At six we reached Tochigi, a large town, formerly the castle town
of a daimiyo.
Its special manufacture is rope of many kinds, a
great deal of hemp being grown in the neighbourhood. Many of the
roofs are tiled, and the town has a more solid and handsome
appearance than those that we had previously passed through. But
from Kasukabe to Tochigi was from bad to worse. I nearly abandoned
Japanese travelling altogether, and, if last night had not been a
great improvement, I think I should have gone ignominiously back to
Tokiyo. The yadoya was a very large one, and, as sixty guests had
arrived before me, there was no choice of accommodation, and I had
to be contented with a room enclosed on all sides not by fusuma but
shoji, and with barely room for my bed, bath, and chair, under a
fusty green mosquito net which was a perfect nest of fleas.
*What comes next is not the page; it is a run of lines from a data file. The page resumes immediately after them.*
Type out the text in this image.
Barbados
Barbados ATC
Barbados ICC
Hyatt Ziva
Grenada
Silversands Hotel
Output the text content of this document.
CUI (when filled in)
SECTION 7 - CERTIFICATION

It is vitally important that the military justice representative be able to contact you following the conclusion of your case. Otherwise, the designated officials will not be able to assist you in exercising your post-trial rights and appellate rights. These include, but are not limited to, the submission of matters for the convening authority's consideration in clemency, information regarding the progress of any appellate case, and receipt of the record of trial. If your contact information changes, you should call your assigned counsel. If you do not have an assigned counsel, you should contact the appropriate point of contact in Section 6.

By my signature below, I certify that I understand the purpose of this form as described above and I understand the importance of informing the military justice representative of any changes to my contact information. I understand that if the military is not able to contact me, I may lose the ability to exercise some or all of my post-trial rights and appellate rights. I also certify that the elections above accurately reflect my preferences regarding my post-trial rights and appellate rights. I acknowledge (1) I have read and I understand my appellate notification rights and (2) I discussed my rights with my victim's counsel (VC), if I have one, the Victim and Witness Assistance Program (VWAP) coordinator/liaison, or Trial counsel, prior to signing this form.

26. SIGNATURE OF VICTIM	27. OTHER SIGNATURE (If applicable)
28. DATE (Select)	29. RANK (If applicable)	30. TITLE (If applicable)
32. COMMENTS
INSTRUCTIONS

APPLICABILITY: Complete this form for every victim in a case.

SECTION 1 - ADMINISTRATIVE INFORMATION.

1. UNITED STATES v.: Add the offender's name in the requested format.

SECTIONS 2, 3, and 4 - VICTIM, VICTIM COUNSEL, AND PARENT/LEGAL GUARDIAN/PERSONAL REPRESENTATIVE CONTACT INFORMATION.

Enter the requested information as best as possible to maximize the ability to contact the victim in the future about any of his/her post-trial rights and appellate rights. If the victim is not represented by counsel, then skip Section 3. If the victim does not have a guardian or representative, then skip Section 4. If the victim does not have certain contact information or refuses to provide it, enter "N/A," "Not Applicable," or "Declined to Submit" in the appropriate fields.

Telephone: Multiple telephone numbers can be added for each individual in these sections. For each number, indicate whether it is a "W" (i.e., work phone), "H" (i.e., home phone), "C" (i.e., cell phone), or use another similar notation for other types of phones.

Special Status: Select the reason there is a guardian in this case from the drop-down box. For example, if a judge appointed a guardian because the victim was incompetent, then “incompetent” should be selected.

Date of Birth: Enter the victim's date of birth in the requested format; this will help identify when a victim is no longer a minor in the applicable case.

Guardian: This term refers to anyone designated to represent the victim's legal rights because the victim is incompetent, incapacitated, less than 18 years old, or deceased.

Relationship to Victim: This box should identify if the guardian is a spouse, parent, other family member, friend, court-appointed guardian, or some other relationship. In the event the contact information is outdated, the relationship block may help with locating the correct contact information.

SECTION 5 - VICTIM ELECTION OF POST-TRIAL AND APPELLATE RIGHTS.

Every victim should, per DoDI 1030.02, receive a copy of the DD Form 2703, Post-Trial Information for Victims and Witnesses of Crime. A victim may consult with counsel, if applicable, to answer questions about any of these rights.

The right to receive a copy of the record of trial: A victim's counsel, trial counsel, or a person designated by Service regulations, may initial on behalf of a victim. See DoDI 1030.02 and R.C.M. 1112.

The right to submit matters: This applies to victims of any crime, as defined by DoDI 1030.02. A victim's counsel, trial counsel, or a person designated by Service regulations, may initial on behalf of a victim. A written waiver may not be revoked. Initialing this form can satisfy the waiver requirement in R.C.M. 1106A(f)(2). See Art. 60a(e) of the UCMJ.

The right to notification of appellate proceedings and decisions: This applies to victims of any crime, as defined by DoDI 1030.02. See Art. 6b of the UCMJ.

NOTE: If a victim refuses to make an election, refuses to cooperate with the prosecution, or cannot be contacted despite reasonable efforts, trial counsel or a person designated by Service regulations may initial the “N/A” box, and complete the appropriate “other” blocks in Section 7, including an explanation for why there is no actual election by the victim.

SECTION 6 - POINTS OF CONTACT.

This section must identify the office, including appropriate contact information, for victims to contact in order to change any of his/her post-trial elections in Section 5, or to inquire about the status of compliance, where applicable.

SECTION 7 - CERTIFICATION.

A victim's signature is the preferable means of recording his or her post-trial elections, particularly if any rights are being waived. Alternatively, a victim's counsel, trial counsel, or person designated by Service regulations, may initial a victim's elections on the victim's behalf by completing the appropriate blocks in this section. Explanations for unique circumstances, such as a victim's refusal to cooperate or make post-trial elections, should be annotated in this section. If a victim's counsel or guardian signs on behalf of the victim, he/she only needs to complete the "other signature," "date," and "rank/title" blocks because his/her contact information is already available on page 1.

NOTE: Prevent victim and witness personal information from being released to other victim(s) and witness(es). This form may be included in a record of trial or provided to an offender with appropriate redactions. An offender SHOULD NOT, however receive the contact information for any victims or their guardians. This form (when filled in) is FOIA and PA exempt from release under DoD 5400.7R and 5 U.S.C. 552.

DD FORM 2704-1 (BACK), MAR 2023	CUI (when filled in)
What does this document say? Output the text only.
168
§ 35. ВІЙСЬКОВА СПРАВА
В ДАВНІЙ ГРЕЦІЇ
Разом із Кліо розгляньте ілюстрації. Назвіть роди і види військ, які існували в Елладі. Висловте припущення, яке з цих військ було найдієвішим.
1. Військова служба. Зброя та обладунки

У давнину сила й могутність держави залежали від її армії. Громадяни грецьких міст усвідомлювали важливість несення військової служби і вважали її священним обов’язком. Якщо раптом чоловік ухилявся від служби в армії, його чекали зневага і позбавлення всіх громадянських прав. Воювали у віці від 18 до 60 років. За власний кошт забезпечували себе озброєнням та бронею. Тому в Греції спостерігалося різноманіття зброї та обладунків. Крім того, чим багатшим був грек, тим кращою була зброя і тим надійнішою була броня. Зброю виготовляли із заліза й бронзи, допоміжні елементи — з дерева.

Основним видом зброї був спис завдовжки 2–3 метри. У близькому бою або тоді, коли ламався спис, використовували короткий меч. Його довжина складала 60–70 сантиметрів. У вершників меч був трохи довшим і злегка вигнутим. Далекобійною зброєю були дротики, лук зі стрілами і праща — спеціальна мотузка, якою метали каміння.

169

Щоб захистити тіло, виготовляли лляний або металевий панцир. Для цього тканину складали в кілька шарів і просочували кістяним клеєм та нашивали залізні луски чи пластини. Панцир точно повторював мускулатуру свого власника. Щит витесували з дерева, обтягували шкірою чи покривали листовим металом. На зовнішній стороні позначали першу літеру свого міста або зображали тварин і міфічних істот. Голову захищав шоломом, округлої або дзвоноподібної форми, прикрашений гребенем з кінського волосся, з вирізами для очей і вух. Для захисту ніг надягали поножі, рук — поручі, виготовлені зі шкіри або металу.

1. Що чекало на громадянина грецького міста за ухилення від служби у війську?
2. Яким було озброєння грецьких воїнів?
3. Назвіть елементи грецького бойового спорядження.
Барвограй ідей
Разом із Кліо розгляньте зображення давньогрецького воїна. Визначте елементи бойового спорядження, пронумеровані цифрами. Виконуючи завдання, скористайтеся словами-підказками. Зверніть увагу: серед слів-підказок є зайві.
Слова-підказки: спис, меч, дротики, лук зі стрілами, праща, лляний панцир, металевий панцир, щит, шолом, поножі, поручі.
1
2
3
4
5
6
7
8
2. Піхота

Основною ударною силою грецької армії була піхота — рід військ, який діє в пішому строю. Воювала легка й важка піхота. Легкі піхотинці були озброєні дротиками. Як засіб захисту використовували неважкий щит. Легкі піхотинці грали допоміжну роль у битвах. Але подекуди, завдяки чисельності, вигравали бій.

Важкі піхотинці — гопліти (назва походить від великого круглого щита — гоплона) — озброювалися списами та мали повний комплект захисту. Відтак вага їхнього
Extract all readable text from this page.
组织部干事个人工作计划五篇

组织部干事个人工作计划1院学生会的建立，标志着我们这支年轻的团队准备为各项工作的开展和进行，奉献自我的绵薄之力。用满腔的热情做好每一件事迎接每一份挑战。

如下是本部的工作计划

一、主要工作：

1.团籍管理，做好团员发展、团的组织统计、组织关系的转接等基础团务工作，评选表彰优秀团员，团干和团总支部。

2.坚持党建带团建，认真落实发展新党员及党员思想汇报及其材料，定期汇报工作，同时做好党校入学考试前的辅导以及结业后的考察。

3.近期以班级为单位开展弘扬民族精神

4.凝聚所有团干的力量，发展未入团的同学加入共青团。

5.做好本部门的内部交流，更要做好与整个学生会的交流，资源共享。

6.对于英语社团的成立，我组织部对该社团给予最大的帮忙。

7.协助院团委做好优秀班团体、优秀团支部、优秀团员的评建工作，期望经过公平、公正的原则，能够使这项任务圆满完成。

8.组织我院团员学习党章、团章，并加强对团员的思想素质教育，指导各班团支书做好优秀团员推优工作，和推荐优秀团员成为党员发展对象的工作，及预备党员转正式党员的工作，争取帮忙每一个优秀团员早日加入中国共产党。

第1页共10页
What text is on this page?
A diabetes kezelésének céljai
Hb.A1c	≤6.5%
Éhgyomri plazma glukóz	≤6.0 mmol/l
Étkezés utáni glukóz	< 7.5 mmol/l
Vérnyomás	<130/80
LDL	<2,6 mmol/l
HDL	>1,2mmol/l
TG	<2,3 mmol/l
One
side of the room was against a much-frequented passage, and another
opened on a small yard upon which three opposite rooms also opened,
crowded with some not very sober or decorous travellers. The shoji
were full of holes, and often at each hole I saw a human eye.
Privacy was a luxury not even to be recalled. Besides the constant
application of eyes to the shoji, the servants, who were very noisy
and rough, looked into my room constantly without any pretext; the
host, a bright, pleasant-looking man, did the same; jugglers,
musicians, blind shampooers, and singing girls, all pushed the
screens aside; and I began to think that Mr. Campbell was right,
and that a lady should not travel alone in Japan.